Step 1) Cut the MMO out of RPG. Forget especially about the "massively" part until you get filthy rich or you have gathered many years of expierience in managing large game projects and have access to a large team. Put the Multiplayer part aside for now too.
Step 2) Think about what you would like to become, jobwise and/or in this game project. If becoming a programer is your target, put aside the RPG part and Unity for now too and learn to program small games from scratch. If for nothing else than to really know what is going on under the hood of the game engine you will use again later on. Or maybe you will be one of the guys that will write his own 3D engine, for one reason or another, who knows?
Step 3) build you skills to a level that gives you the ability to come up with a cool demo or prototype. IMO, Learn the basics, then quickly move to an existing 3D Engine (IF you still rather want to build a 3D Game than building an engine) and start creating small games and prototypes there. Get some expierience, and create some cool little things on the way.
Step 4) If you still want to build your dream game: Plan ahead. Be brutally honest with yourself, use the knowledge you gained over the last few months and years of learning, and CUT YOUR GAME DOWN TO SIZE! The MMO part has been thrown out long ago, now try to reduce both the core features and the graphics to a manageable level! You need to be aware:
- it is incredibly hard to find motivated, skilled people working for free.
- it is incredibly hard to manage a team, and it will cost you a good amount of your time if you try
- outsourcing to freelancers is a better idea, but will cost you something
Make sure you are aware how much you want to spend: have 1'000'000$? You still cannot build the next skyrim, but maybe a very small portion of that game in the same quality, or something a tenth as big in a much lower quality. Have 100'000$? Now you need to become clever how you spend that money. You will have to cut down game logic, graphics, and the whole scale to fit you budget. Have 10'000$? Yeah, that might buy you a single character from Skyrim, depending on the details and animations... or 10 lower quality assets.
If you have no money to spend, prepare to be very much on your own. Now you need to become both clever about how you tackle things (procedural generation, put details where they are needed and omit them everywhere else), and lower your expectations on scale and quality.
IF your vision is as big as you think, and you produce some good demos and prototypes while learning, you might have a chance to find volunteers.... just be aware they are still a two-sided coin: they might do some work for you, and fill some gaps, but you will need to invest some time yourself to manage them, keep them interestet and motivated.
Step 5) Start building your dream game, step by step.
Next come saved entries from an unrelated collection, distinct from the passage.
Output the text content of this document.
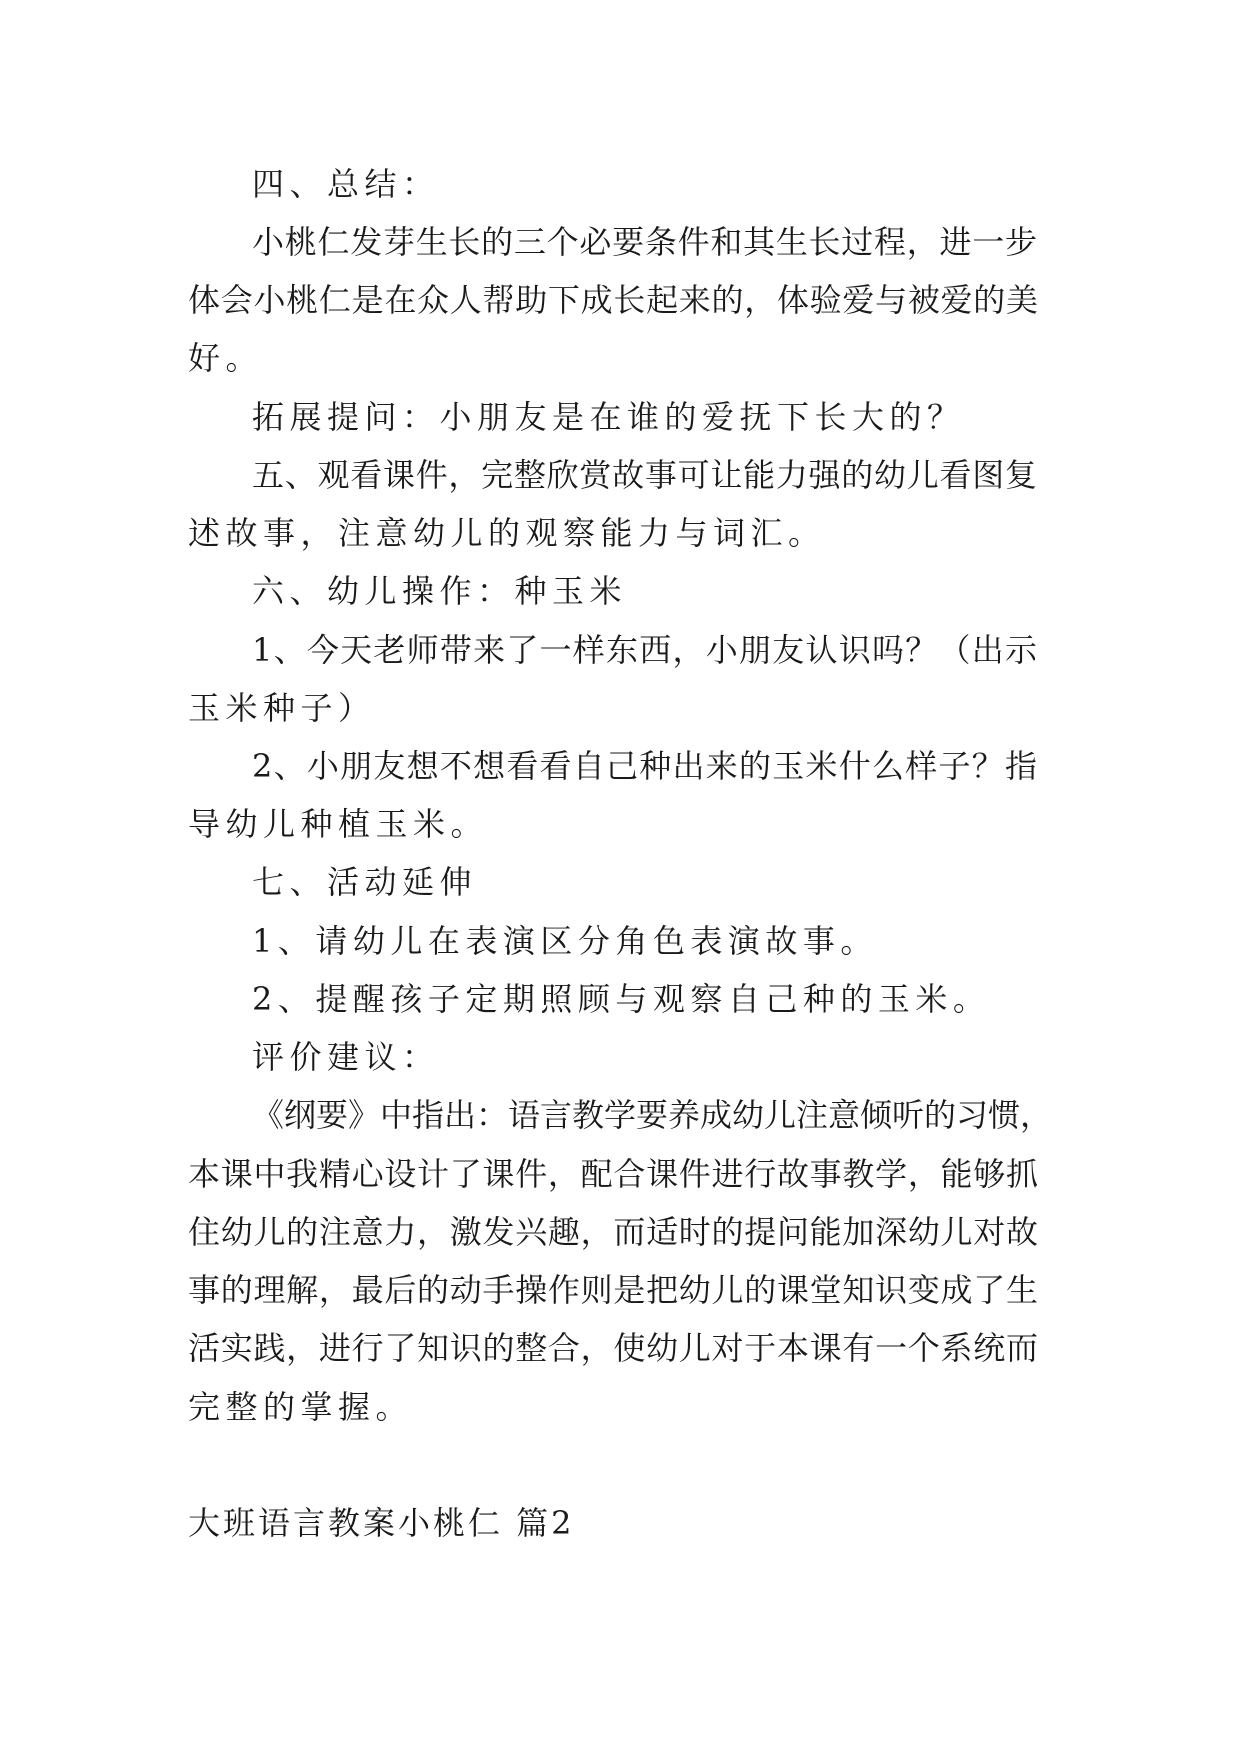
四、总结：

小桃仁发芽生长的三个必要条件和其生长过程，进一步

体会小桃仁是在众人帮助下成长起来的，体验爱与被爱的美

好。

拓展提问：小朋友是在谁的爱抚下长大的？

五、观看课件，完整欣赏故事可让能力强的幼儿看图复

述故事，注意幼儿的观察能力与词汇。

六、幼儿操作：种玉米

1、今天老师带来了一样东西，小朋友认识吗？（出示

玉米种子）

2、小朋友想不想看看自己种出来的玉米什么样子？指

导幼儿种植玉米。

七、活动延伸

1、请幼儿在表演区分角色表演故事。

2、提醒孩子定期照顾与观察自己种的玉米。

评价建议：

《纲要》中指出：语言教学要养成幼儿注意倾听的习惯，

本课中我精心设计了课件，配合课件进行故事教学，能够抓

住幼儿的注意力，激发兴趣，而适时的提问能加深幼儿对故

事的理解，最后的动手操作则是把幼儿的课堂知识变成了生

活实践，进行了知识的整合，使幼儿对于本课有一个系统而

完整的掌握。

大班语言教案小桃仁 篇2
Break it down into the basic components, and build each one on its own.
- A very small test area. Play around with level design, see what works for you wand what does not, maybe start thinking about where you can cut costs by procedural generation, re-use and so on.
- A player character: If you do not have a model yet, use a proxy. Get the player character moving around
- Enemies: as above
- A fight system...
And so on. In the end, you will have a very small scale single player RPG without much story. Now, IF YOU HAVEN'T HAD ENOUGH, and still want to go on, get your fet wet in implementing networking and creating a multiplayer expierience, or expand the RPG with more levels and a story.
And maybe, one day, in some years, you got to release your very own RPG. IT won't by Skyrim, it won't be WOW, and most probably you will have to work hard to match even Minecraft... but its your own baby.